Here, we studied a chronic stroke population, though our approach could be applied in the early post-stroke period to examine impact on plasticity with emerging neuroprotective/neuroplasticity agents such as NA-1 (Tat-NR2B9c), an inhibitor of postsynaptic density-95 protein (Hill et al., 2012; Dobkin, 2017), or maraviroc, a CCR5 antagonist (Sorce et al., 2010). The use of PAS as plasticity marker should be contingent upon the reproducibility of studies of PAS in stroke. We recommend first assessing response to PAS and reproducibility prior to an individual entering the drug arm of a study.

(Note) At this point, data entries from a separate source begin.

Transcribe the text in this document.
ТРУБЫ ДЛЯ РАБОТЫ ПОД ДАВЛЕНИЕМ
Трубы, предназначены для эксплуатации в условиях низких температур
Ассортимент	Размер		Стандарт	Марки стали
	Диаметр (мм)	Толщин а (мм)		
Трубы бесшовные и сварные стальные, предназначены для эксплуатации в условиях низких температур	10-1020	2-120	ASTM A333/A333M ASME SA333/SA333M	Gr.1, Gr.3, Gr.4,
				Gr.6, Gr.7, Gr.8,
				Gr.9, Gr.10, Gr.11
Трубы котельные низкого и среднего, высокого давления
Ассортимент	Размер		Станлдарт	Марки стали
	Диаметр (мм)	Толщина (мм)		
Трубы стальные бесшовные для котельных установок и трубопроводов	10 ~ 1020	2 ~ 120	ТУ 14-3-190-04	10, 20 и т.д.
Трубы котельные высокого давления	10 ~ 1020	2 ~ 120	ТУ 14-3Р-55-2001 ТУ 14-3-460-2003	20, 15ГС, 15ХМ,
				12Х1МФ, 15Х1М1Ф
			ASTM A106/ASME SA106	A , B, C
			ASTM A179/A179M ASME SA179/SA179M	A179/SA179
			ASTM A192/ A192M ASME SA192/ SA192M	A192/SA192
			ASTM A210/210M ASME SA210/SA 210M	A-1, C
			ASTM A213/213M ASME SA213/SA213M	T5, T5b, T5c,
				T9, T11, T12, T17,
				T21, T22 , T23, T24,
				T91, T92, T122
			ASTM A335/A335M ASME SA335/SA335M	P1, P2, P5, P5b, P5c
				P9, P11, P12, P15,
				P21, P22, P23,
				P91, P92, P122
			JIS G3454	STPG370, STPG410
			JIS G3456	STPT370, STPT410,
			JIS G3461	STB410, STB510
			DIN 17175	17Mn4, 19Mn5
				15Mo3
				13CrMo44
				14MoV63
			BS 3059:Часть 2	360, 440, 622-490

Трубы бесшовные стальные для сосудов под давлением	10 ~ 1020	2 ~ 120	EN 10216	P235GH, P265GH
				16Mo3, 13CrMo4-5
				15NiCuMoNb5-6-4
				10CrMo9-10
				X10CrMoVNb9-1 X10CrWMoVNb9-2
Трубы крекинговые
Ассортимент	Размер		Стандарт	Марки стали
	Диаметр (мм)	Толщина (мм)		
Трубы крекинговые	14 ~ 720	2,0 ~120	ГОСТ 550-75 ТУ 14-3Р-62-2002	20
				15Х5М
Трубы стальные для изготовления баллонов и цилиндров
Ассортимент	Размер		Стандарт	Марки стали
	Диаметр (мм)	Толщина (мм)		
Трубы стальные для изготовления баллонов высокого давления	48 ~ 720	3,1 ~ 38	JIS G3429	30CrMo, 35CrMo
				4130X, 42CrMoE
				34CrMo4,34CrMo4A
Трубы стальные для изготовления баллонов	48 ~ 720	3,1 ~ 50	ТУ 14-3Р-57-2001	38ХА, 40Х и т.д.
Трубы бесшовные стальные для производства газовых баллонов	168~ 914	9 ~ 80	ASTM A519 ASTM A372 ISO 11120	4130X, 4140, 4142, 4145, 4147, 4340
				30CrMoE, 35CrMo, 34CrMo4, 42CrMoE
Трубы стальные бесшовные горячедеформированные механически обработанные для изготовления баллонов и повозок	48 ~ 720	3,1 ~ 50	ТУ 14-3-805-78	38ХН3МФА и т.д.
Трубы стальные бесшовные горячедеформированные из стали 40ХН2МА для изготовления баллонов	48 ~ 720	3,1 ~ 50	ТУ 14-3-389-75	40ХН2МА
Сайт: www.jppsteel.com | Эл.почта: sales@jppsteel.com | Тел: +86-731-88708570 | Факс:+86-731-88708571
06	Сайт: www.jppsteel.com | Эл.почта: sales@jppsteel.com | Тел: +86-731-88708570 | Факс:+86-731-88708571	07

Finally, while our finding of PAS corticospinal excitability enhancement serves as a motor domain specific effect that might be useful in post-stroke hemiparesis, PAS could plausibly be a surrogate for drug-effects on plasticity in non-motor domains.

Conclusion

We report the first study using non-invasive neuromodulation to assay plasticity in the post-stroke human motor system for the purpose of testing a clinically used neuroplasticity drug with potential utility in neurorehabilitation. We showed that PAS is effective for increasing corticospinal output in the contralesional hemisphere in chronic post-stroke upper limb paresis, and may serve as an assay for CNS target engagement for drugs of interest in post-stroke motor recovery. Applying this model to test a candidate drug, memantine, we found that memantine blocked PAS-induced plasticity, indicating CNS target engagement, but our findings do not support the use of memantine at the doses tested for enhancing motor system plasticity for rehabilitation.

Ethics Statement

The study had approval from the Institutional Review Board of the Burke Rehabilitation Center. All procedures performed in studies involving human participants were in accordance with the ethical standards of the institutional and/or national research committee and with the 1964 Helsinki declaration and its later amendments or comparable ethical standards. Informed consent was obtained from all individual participants included in the study.

Author Contributions

JS: writing, data interpretation, data analysis, data collection, protocol revisions, figures, and literature search. MC: writing, data collection, and literature search. KT: data collection and figures. AC: writing, data analysis, data collection, protocol revisions, figures, and literature search. CO and LG: writing, statistical analysis, and figures. PF: physician, data interpretation, and literature search. RR: study design, writing, data interpretation, and literature search. TK: writing, data interpretation, and literature search. MI: study design, writing, data interpretation, protocol revisions, figures, literature search, and figures. BD and AW: study design, writing, data interpretation, protocol revisions, and literature search. DE: study design, writing, data interpretation, data analysis, protocol revisions, figures, and literature search.

Conflict of Interest Statement

The authors declare that the research was conducted in the absence of any commercial or financial relationships that could be construed as a potential conflict of interest.

Acknowledgments

The authors would like to thank Stuart Mackenzie, Choi Deblieck, and Yeun Kim for their helpful discussion.

Funding. This study was funded by the Dr. Miriam and Sheldon G. Adelson Medical Research Foundation; Grant # N/A 1/1/2013-9/30/2018.

1

We conservatively removed one subject from analysis at 5 mg where the median MEP value at baseline was <50 μV, who therefore showed a disproportionately high response at over 15-fold increase.